Ein zweites Thema dieser Grafiken ist das des Ablaufes und damit verbunden das der Drehung einer Fläche im Raum. So wird beispielsweise ein Quadrat schrittweise zur Raute, wirkt perspektivisch verzerrt. In einer handschriftlichen Notiz listet Philipp unter dem Titel „Bewegungsraum“ unterschiedliche Möglichkeiten der Darstellung von Bewegung in der Fläche auf:

Bewegung / Kinetik
Darstellung einer Bewegung
Darstellung eines Gegenstandes durch Bewegung (Drehung desselben, z.B. Abrollen eines Modells)
Bewegung durch Wiederholung bzw.
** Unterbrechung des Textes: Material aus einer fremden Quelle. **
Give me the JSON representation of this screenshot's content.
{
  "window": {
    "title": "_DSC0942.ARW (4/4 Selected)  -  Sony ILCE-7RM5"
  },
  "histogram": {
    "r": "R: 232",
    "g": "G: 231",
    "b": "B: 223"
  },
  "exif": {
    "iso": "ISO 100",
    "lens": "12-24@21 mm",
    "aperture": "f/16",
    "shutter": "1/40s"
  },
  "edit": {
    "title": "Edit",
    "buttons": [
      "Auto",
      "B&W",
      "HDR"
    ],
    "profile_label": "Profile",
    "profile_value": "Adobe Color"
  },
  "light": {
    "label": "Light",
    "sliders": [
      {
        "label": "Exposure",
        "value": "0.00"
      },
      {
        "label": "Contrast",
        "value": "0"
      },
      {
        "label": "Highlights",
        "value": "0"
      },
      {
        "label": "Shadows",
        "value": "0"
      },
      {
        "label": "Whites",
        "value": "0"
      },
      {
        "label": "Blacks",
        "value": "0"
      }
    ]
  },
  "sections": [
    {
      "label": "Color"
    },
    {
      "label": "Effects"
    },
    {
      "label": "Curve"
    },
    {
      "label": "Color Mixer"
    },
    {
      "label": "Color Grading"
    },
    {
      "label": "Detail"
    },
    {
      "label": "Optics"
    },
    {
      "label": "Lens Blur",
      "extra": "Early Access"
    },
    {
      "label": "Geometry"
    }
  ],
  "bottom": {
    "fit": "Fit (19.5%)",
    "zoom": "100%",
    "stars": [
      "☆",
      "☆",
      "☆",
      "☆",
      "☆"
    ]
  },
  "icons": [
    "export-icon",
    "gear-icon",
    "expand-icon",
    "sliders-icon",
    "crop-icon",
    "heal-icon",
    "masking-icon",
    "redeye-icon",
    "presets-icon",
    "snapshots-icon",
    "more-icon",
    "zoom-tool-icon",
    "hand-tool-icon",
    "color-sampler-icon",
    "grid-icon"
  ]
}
Veränderung eines Gegenstandes (Prüfungsaufgabe)
Ornamentale Gestaltung (individuelle Ausw. desselben)
z.B. kinetisches Objekt Veränderung durch Bewegung des Beschauers od. mechanische Bewegung des Objekts
mechanische Herstellung durch Druck oder Lichtpause (zerschneiden und neue Montage)
Film (Aufeinanderfolge von Bildern) oder Buch (gebundene) oder Serie
(lose Aneinanderreihung, austauschbar, serielle Struktur)
Programm: best. oder unbestimmte Folge
Veränderung des Lichts (Schatten)
z.B. schwarz/silber
Entwurf eines Programms2

Der in Klammer angefügte Begriff „Prüfungsaufgabe“ lässt vermuten, dass diese Notiz im Rahmen didaktischer Überlegungen für den Unterricht entstanden ist.
Bisweilen geht Philipp aber auch von ihrer bisher bevorzugten Form der Rei­hung oder der seriellen Struktur ab und wendet sich Kompositionsformen zu, die eine Zentrierung auf einen dominanten Mittelteil zeigen.

<<

 

 

 

 

 

 

 

 

 

 

 

 

 

 

 

 

 

 

 

 

 

1  Begleittext zur Einreichung des Modells für „Do­mino“ aus dem Nachlass Helga Philipp, 1995.

 

 

 

 

 

 

 

 

 

 

 

 

 

 

 

 

 

 

 

 

 

2  Handschriftliche Notiz aus dem Nachlass Helga Philipp, undatiert.